While our study sheds light on exercise sensitivity, kinesiophobia, and physical activity levels in patients with CCS, certain limitations must be acknowledged. Objective physical activity assessments such as accelerometers could have been used to clarify the possible relationship between exercise sensitivity, physical activity level, and kinesiophobia. The study’s limited sample size, single district, and hospital focus, along with the use of convenience sampling, may result in bias and lack of representativeness. The duration of coronary artery disease and the year of onset of angina pectoris could be obtained. Because CCS increases awareness of bodily sensations, anxiety status in individuals with CCS should also be evaluated in future studies. The current study is the first to show the change in exercise sensitivity between CCS patients and healthy controls. Another strength of our study is its inclusion of a homogeneous patient group. Strictly following an exercise program when transitioning from a sedentary to an active lifestyle can transform initial negative feelings about exercise into positive ones, boosting motivation. Therefore, we believe the results of this study may benefit CCS patients with low exercise participation rates.
Conclusions
This study focused on comparing the exercise sensitivity and its relationship with kinesiophobia and physical activity levels between chronic coronary syndrome patients with angina pectoris and healthy controls.

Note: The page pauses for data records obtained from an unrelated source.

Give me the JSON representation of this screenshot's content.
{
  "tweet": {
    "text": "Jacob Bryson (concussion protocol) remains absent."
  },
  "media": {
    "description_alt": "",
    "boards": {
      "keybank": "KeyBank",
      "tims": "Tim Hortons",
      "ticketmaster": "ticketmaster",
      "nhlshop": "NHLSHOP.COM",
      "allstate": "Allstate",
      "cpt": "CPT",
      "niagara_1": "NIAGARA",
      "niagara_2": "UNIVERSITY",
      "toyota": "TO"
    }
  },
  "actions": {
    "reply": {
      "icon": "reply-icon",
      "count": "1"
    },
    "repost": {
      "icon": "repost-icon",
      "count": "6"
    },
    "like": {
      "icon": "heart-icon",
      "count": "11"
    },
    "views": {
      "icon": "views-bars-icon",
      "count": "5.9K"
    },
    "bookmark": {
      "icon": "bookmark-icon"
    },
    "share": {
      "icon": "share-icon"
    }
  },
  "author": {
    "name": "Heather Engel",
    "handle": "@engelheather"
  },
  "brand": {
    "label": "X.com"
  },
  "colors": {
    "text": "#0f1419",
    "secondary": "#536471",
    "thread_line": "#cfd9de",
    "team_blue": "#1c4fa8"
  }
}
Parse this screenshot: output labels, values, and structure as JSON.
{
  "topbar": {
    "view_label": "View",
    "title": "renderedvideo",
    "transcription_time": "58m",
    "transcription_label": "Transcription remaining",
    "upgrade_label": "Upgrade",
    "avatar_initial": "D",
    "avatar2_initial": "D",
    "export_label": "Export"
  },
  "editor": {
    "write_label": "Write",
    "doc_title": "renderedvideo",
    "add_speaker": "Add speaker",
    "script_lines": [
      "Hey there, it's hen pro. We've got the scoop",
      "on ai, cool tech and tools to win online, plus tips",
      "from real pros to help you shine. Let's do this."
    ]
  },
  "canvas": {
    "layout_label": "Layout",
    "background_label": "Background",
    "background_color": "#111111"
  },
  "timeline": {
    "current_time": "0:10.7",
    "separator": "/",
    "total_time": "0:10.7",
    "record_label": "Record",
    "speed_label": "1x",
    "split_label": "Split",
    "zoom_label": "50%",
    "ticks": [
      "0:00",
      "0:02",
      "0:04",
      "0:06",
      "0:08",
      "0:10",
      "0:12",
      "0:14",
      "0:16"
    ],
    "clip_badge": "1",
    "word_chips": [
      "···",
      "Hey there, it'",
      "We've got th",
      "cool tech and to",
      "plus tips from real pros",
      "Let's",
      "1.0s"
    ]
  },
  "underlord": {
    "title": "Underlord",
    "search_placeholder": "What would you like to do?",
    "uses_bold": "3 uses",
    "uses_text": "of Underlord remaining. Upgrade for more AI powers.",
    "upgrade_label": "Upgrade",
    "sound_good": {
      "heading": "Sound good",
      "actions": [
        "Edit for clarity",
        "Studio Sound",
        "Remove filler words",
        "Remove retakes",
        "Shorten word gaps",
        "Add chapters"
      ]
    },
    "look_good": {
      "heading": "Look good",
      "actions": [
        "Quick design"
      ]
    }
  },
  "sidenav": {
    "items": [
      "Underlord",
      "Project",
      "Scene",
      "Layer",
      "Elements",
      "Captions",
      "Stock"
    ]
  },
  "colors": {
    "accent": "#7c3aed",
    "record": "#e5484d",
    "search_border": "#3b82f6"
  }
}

Patients with CCS were afraid of situations such as blurred vision, chest pain, chest tightness, dizziness, palpitations, dyspnoea, and fainting that might occur during exercise. The patients had high levels of kinesiophobia, and physical activity levels were minimal. Exercise sensitivity was positively correlated with kinesiophobia and negatively with physical activity level. According to linear regression analyses, exercise sensitivity explained 25% of kinesiophobia and physical activity. Taking into consideration exercise sensitivity, kinesiophobia, and physical activity level may be effective in organising successful therapeutic programs and increasing participation in exercises in patients with CCS. This approach can provide valuable insights that can guide clinical practice and keep the audience informed and engaged. It is recommended that future studies evaluate exercise sensitivity and barriers and determine the cutoff value of these parameters in CVD diseases.